Written by Alan Hustak for VMO
Wednesday October 28th,

Fifty years ago this week marks a dramatic turning point in relations between Catholics and Jews.  

On Oct. 28, 1965,  Pope Paul VI  issued a ground breaking Vatican II declaration, Nostra Aetate (In our Time) which ordered Catholics “to enter with prudence and charity into discussions and collaboration” with people of other religions, especially Jews. It represents a historic condemnation of anti-Semitism and paved the way for inter-faith dialogue.  

To commemorate the 50th anniversary of the papal declaration, the work of Montreal-based Judith Cohen Lechter will have its world premiere at the Vatican in December.   Entitled Nostra Aetate: Oratorio for World Peace, the composition has been a labor of love for the composer and soloist.

Cohen Lechter is the founder of World Peace Through Music, an international organization that brings musicians from around the world together to give concerts which promote peace. Once described as an “apostle of peace,” she has been recognized by the Sorbonne Academy as “the finest performer of Jewish art music.” 

She first became aware of the encyclical ten years ago, when a priest brought it to her attention. Nostra Aetate, she said, “made her tremble,” with its message of inclusiveness and love for all mankind. Apart from theologians and a few academics, she says very few people know about the document.

“I was in awe when I read it,” she said in an interview from Rome where she is in rehearsal. “Having always considered myself, in addition to being a citizen of the world, an ardent Jewess, I was deeply moved by the precious words of inclusiveness and its all-embracing message.” 

She became the driving force behind what  seemed  to be an insanely ambitious project.  The Vatican approved the work in March.  Originally the Oratorio was to have been presented on October 28th, but the logistics of putting it all together made it difficult to meet the deadline. 
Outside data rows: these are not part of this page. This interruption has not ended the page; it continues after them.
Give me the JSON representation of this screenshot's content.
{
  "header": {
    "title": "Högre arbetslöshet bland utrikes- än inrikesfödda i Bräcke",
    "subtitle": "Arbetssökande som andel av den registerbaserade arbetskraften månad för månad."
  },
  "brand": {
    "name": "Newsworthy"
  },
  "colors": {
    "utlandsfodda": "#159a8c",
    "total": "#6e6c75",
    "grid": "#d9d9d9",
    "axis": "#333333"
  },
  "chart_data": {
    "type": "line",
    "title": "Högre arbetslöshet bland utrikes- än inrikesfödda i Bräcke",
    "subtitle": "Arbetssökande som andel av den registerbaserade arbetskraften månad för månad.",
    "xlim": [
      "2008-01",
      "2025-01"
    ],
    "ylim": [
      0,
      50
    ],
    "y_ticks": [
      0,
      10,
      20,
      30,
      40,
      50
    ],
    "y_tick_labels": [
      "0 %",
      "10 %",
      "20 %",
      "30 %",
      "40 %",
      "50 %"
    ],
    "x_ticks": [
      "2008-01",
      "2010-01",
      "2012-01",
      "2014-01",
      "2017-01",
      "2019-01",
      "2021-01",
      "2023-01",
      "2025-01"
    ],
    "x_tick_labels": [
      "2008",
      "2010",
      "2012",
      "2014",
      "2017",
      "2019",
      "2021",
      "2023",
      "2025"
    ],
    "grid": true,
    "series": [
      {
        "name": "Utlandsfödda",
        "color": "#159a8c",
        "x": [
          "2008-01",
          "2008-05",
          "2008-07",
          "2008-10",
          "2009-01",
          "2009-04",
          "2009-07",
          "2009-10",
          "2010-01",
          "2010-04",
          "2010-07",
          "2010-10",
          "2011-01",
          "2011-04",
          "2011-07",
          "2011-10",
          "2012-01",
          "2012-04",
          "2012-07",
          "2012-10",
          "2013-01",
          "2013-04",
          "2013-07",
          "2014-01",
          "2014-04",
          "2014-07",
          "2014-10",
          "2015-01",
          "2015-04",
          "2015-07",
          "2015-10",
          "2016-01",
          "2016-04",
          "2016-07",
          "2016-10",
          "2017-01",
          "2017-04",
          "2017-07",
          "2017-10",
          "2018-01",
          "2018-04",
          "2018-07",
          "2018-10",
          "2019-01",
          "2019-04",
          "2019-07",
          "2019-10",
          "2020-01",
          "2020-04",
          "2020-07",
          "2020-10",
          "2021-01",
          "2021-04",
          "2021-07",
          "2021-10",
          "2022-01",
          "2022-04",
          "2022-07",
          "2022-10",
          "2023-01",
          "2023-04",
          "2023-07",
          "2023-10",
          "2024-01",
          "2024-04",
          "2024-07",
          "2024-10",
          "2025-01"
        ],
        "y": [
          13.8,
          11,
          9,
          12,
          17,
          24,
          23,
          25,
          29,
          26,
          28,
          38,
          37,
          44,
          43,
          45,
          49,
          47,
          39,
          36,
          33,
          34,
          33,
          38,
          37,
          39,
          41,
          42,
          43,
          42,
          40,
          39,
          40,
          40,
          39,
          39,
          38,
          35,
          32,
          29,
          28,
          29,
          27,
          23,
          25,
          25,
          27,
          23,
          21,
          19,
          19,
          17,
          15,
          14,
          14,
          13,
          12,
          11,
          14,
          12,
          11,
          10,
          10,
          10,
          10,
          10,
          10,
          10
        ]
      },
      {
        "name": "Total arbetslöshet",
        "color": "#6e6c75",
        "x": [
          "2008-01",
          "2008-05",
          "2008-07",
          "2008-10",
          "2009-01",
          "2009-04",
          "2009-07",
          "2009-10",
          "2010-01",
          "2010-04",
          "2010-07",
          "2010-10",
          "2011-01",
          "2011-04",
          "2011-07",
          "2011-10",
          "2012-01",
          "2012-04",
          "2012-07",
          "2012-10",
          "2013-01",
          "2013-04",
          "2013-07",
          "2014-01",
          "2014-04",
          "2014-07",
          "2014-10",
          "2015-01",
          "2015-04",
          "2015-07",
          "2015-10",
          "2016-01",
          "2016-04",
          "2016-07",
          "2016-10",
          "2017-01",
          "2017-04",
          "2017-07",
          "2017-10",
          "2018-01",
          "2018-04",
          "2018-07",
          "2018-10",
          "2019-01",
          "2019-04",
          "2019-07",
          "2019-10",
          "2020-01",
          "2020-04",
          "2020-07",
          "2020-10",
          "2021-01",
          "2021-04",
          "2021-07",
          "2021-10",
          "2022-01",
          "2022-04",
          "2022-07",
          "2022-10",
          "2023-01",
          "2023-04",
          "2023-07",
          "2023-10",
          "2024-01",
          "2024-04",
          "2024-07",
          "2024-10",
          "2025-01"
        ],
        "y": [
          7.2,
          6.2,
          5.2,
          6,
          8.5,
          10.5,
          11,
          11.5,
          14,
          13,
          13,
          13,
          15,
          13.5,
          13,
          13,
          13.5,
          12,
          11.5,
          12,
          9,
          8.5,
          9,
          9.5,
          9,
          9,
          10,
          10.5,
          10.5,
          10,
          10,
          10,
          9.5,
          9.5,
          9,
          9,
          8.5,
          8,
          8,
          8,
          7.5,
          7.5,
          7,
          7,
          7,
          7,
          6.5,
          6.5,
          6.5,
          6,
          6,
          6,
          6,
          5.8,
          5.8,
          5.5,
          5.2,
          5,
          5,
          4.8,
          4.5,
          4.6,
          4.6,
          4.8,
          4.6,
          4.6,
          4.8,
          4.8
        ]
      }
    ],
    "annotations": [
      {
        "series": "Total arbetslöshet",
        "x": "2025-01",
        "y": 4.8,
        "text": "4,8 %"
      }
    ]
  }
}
“Easy to implement it is not,” she says, “It was extremely difficult finding and putting all the elements together with the orchestra, a 150-voice children’s choir, a cantor and a narrator all 5000 miles away.  Composing the work has been a great joy, and I am excited to have my dream of having the work performed at the very place of its birth, at the Vatican, come true.  I never lost hope and I never hesitated in my efforts. I always remembered the words of Theodor Herzl, “If you will it, it is no dream.” But of course, wishing is not enough, and the challenges were enormous. It was extremely difficult.”

Performances of the 2 hour piece are being planned for the spring at New York’s Carnegie Hall and Roy Thomson Hall in Toronto.  It is scheduled to be performed in Montreal at the Maison Symphonique on April 17, .  

The organization, Christian Jewish Dialogue of Montreal has scheduled a series of three events throughout the week to commemorate the publication of Nostra Aetate. On Thursday, 29 October, Professor Patricia Kirkpatrick of McGill University and Rabbi Schachar Orenstein will speak of Christian and Jewish initiatives which echo the sentiments of Nostra Aetate.